Rudolf Wötzel kam ins Straucheln, ein totaler Burnout war die Folge. Er konnte nicht mehr funktionieren und musste zwangsläufig über sich und sein Leben nachdenken. Heute bewirtschaftet er eine Berghütte namens Gemsi. Aber ganz tief innen drinnen bleibt der Banker natürlich bestehen. Denn er sieht die Natur bzw. genauer die Hütte auch als betriebswirtschaftliches Investment an, das sich lohnen müsse.

Insofern schließt sich anhand dieses Beispiels der Kreis zwischen Kunst, Natur und Mensch. Nur der Stärkere überlebt, denn auch in dieser parallelen Existenzform jenseits der Businesswelt gibt es eine Art von Konkurrenzgesellschaft. Jeden Tag muss sich jede Kreatur beweisen und eine individuelle Überlebensstrategie entwickeln.
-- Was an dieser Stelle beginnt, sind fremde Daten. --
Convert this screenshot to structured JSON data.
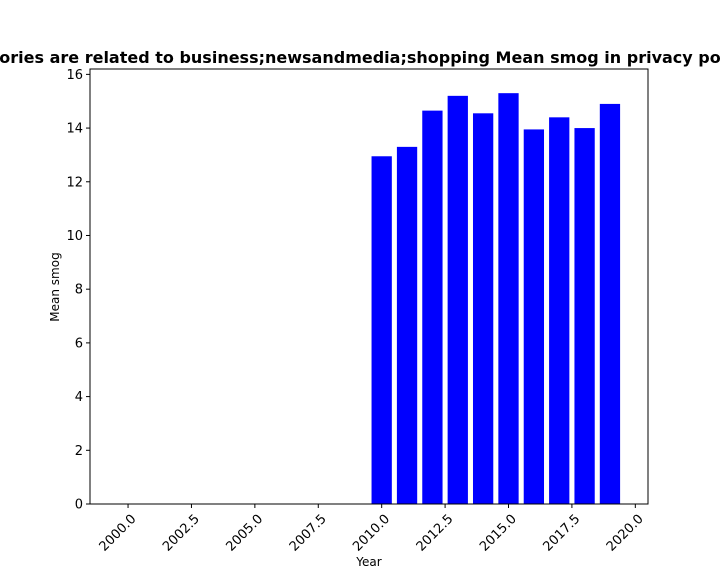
{
  "chart_data": {
    "type": "bar",
    "title": "ories are related to business;newsandmedia;shopping Mean smog in privacy po",
    "xlabel": "Year",
    "ylabel": "Mean smog",
    "x": [
      2010,
      2011,
      2012,
      2013,
      2014,
      2015,
      2016,
      2017,
      2018,
      2019
    ],
    "values": [
      12.95,
      13.3,
      14.65,
      15.2,
      14.55,
      15.3,
      13.95,
      14.4,
      14.0,
      14.9
    ],
    "bar_color": "#0000ff",
    "xlim": [
      1998.5,
      2020.5
    ],
    "ylim": [
      0,
      16.2
    ],
    "xticks": [
      2000,
      2002.5,
      2005,
      2007.5,
      2010,
      2012.5,
      2015,
      2017.5,
      2020
    ],
    "xtick_labels": [
      "2000.0",
      "2002.5",
      "2005.0",
      "2007.5",
      "2010.0",
      "2012.5",
      "2015.0",
      "2017.5",
      "2020.0"
    ],
    "yticks": [
      0,
      2,
      4,
      6,
      8,
      10,
      12,
      14,
      16
    ],
    "ytick_labels": [
      "0",
      "2",
      "4",
      "6",
      "8",
      "10",
      "12",
      "14",
      "16"
    ],
    "bar_width": 0.8,
    "grid": false,
    "legend": "none"
  }
}
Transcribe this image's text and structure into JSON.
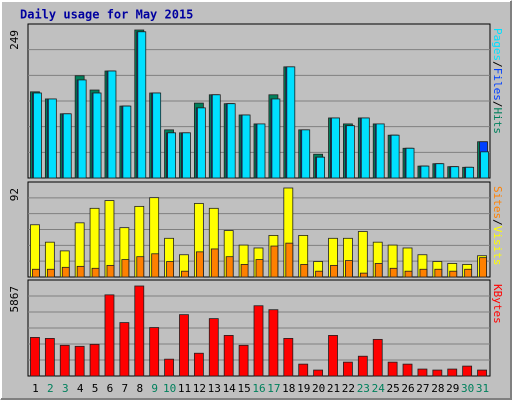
{
  "chart_data": [
    {
      "type": "bar",
      "title": "Daily usage for May 2015",
      "ylim": [
        0,
        249
      ],
      "yticks": [
        249
      ],
      "legend_separator": "/",
      "series": [
        {
          "name": "Hits",
          "color": "#00805c",
          "values": [
            145,
            133,
            108,
            172,
            148,
            180,
            121,
            249,
            143,
            81,
            76,
            126,
            140,
            125,
            106,
            91,
            140,
            187,
            81,
            40,
            101,
            91,
            101,
            91,
            72,
            50,
            20,
            24,
            19,
            18,
            61
          ]
        },
        {
          "name": "Files",
          "color": "#0040ff",
          "values": [
            143,
            133,
            108,
            165,
            143,
            180,
            121,
            246,
            143,
            76,
            76,
            118,
            140,
            125,
            106,
            91,
            133,
            187,
            81,
            35,
            101,
            88,
            101,
            91,
            72,
            50,
            20,
            24,
            19,
            18,
            61
          ]
        },
        {
          "name": "Pages",
          "color": "#00e0ff",
          "values": [
            143,
            133,
            108,
            165,
            143,
            180,
            121,
            246,
            143,
            76,
            76,
            118,
            140,
            125,
            106,
            91,
            133,
            187,
            81,
            35,
            101,
            88,
            101,
            91,
            72,
            50,
            20,
            24,
            19,
            18,
            44
          ]
        }
      ]
    },
    {
      "type": "bar",
      "ylim": [
        0,
        92
      ],
      "yticks": [
        92
      ],
      "legend_separator": "/",
      "series": [
        {
          "name": "Visits",
          "color": "#ffff00",
          "values": [
            54,
            36,
            27,
            56,
            71,
            79,
            51,
            73,
            82,
            40,
            23,
            76,
            71,
            48,
            33,
            30,
            43,
            92,
            43,
            16,
            40,
            40,
            47,
            36,
            33,
            30,
            23,
            16,
            14,
            13,
            22
          ]
        },
        {
          "name": "Sites",
          "color": "#ff8000",
          "values": [
            8,
            8,
            10,
            11,
            9,
            12,
            18,
            21,
            24,
            16,
            6,
            26,
            29,
            21,
            13,
            18,
            32,
            35,
            13,
            6,
            12,
            17,
            4,
            14,
            9,
            6,
            8,
            8,
            6,
            8,
            20
          ]
        }
      ]
    },
    {
      "type": "bar",
      "ylim": [
        0,
        5867
      ],
      "yticks": [
        5867
      ],
      "categories": [
        "1",
        "2",
        "3",
        "4",
        "5",
        "6",
        "7",
        "8",
        "9",
        "10",
        "11",
        "12",
        "13",
        "14",
        "15",
        "16",
        "17",
        "18",
        "19",
        "20",
        "21",
        "22",
        "23",
        "24",
        "25",
        "26",
        "27",
        "28",
        "29",
        "30",
        "31"
      ],
      "category_colors": [
        "#000000",
        "#00805c",
        "#00805c",
        "#000000",
        "#000000",
        "#000000",
        "#000000",
        "#000000",
        "#00805c",
        "#00805c",
        "#000000",
        "#000000",
        "#000000",
        "#000000",
        "#000000",
        "#00805c",
        "#00805c",
        "#000000",
        "#000000",
        "#000000",
        "#000000",
        "#000000",
        "#00805c",
        "#00805c",
        "#000000",
        "#000000",
        "#000000",
        "#000000",
        "#000000",
        "#00805c",
        "#00805c"
      ],
      "series": [
        {
          "name": "KBytes",
          "color": "#ff0000",
          "values": [
            2515,
            2450,
            2000,
            1935,
            2064,
            5290,
            3483,
            5867,
            3160,
            1097,
            4000,
            1484,
            3741,
            2645,
            2000,
            4580,
            4322,
            2451,
            774,
            387,
            2645,
            903,
            1290,
            2387,
            903,
            774,
            452,
            387,
            452,
            645,
            387
          ]
        }
      ]
    }
  ]
}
Und so bilanziert Rudolf Wötzel heute mehr als drei Jahre nach seinem Umstieg auf das Almleben, dass eine exakte Lebensplanung doch einen gravierenden Nachteil aufweise: Das, was das Schicksal einem anbiete, die verborgenen Dinge, die rechts und links vom Wege lägen, die seien viel interessanter als die eigene Fantasie zu einem gegebenen Zeitpunkt.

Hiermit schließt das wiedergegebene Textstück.